Although Stiles et al. suggest that definitive chemoradiation may be a better option for these high-risk patients rather than proceeding to surgery, they astutely point out two issues that further complicate this decision. Firstly, they point out that the 5-year overall survival for this high-risk group is 28%, which implies that the proportion of high-risk patients having early death is roughly the same as those achieving cure despite their high risk. The second issue is related to the difficulty in denying surgery for an otherwise resectable cancer based solely on prediction models.

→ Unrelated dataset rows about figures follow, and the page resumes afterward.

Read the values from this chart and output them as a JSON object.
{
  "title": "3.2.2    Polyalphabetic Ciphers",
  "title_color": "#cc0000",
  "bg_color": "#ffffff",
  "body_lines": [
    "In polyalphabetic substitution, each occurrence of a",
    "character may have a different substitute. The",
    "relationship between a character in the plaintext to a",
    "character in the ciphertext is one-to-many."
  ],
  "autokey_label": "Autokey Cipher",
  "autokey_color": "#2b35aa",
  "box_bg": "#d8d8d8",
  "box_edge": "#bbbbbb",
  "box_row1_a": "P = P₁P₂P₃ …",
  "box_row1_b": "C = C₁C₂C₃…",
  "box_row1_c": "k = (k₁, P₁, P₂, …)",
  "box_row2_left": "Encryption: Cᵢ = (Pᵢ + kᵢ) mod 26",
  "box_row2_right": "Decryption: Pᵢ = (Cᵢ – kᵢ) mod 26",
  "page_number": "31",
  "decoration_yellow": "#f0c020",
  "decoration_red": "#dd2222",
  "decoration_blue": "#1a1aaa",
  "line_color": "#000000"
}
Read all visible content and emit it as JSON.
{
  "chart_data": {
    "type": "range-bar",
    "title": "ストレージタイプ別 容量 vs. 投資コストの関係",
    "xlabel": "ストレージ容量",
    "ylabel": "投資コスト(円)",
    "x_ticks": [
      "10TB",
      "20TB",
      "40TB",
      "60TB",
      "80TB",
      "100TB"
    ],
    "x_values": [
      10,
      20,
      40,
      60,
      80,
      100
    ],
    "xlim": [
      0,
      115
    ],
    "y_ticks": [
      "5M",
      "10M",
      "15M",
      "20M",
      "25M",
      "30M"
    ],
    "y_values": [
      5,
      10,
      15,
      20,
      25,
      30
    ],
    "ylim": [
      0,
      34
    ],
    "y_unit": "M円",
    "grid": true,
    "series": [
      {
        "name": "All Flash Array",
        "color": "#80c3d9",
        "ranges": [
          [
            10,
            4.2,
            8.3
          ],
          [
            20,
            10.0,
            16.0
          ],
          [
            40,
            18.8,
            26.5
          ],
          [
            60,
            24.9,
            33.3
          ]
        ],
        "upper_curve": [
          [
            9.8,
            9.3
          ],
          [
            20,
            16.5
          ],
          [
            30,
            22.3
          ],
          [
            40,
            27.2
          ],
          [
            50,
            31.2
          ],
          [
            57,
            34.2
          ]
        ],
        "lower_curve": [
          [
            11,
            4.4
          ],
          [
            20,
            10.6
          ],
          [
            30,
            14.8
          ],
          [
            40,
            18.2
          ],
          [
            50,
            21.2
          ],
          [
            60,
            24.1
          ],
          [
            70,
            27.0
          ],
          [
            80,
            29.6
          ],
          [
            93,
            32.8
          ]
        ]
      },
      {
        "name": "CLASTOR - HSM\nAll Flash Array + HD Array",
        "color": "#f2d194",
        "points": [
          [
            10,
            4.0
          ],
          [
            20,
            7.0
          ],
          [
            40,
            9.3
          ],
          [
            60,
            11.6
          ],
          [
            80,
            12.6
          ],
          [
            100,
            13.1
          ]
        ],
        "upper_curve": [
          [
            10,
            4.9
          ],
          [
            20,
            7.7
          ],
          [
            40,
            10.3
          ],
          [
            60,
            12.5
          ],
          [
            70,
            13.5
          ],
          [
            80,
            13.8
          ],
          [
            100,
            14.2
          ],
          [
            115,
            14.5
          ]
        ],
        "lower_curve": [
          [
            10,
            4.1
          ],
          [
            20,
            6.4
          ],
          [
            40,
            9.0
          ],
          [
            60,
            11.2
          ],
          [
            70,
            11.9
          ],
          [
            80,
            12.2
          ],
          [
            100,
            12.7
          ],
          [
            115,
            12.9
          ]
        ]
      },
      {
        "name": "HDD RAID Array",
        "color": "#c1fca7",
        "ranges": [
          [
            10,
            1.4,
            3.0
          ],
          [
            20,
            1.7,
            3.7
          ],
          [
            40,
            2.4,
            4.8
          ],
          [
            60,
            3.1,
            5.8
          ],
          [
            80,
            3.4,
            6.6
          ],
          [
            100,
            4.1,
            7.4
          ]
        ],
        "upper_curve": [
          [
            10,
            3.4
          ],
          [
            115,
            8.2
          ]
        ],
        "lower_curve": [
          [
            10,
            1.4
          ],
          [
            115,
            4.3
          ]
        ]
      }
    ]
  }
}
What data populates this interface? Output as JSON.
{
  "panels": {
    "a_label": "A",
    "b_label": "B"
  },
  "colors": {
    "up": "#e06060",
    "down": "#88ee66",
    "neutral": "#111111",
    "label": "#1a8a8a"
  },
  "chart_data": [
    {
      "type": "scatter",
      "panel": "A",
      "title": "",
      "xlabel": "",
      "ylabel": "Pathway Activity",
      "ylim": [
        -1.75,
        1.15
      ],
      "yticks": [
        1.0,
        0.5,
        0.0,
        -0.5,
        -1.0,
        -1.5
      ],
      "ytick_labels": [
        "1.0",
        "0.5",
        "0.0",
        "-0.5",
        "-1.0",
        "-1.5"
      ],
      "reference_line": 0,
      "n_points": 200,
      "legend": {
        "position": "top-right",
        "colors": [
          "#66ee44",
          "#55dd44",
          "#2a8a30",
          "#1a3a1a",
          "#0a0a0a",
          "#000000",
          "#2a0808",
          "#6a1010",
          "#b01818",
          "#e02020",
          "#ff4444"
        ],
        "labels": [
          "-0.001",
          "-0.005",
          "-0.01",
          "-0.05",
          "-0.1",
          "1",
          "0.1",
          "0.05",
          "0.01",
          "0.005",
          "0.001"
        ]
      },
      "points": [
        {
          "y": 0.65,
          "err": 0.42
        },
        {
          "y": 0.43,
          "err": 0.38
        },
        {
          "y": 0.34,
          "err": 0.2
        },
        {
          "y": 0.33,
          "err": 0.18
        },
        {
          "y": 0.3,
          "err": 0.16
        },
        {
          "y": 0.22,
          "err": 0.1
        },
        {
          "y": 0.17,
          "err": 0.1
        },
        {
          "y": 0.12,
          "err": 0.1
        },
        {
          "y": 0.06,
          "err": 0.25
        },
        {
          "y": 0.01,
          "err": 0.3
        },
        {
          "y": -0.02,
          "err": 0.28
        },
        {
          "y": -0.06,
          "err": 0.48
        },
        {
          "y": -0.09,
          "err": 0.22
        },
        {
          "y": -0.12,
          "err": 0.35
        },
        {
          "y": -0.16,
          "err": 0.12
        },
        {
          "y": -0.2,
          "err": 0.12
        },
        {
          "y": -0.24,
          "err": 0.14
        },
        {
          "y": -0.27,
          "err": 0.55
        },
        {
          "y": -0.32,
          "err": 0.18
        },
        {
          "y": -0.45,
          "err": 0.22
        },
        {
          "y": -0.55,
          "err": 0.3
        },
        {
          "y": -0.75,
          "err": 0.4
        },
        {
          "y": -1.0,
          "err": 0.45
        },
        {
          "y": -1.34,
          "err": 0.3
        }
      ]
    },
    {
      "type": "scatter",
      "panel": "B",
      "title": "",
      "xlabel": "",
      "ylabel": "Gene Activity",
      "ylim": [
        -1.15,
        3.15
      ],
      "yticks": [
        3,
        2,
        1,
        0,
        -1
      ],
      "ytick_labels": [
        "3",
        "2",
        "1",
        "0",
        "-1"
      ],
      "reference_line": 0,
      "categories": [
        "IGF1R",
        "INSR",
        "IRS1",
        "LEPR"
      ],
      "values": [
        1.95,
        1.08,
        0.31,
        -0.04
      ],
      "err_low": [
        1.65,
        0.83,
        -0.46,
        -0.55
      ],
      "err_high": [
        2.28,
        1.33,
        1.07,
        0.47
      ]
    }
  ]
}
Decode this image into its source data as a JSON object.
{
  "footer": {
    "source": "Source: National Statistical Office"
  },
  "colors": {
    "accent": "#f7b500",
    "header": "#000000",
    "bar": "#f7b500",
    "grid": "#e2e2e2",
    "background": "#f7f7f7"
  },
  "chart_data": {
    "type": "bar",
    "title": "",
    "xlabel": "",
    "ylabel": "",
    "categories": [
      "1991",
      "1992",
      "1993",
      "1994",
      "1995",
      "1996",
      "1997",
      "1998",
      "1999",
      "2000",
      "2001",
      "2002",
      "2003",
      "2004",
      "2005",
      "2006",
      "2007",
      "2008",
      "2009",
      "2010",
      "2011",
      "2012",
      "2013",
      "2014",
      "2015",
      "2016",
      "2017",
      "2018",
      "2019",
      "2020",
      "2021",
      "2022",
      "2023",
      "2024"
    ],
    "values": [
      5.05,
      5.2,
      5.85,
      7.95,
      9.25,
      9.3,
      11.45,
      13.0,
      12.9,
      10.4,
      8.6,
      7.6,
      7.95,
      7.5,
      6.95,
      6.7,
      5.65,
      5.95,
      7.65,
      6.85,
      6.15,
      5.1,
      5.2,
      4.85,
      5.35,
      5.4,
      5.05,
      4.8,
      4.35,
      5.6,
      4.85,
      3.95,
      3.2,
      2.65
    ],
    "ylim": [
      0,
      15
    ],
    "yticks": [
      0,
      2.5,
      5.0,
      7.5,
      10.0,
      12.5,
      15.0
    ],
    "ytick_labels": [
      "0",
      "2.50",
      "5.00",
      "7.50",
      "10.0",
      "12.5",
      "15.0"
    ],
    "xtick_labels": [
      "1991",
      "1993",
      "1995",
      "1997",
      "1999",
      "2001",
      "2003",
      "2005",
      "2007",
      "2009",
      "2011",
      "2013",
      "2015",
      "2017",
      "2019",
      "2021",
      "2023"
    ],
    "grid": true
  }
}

In the high-risk group of patients identified by the model of Stiles et al., 71% of patients survived at least 1 year following surgery and 28% survived 5 years. What other factors distinguish those who die early and those who survive more than 1 year? This study provides a good starting point to advise surgeons when evaluating patients prior to proceeding to surgery after neoadjuvant therapy. Further study is warranted to more clearly identify which patients will develop early recurrence and thereby not benefit from oesophagectomy before surgeons may justifiably not offer surgery to a patient with a resectable cancer. Although the sample size and event rate in the study by Stiles et al. is too small to provide this level of confidence, this study provides some evidence on which to base discussions with the patient and provide opportunity for the patient to apply their own values and preferences to these difficult decisions.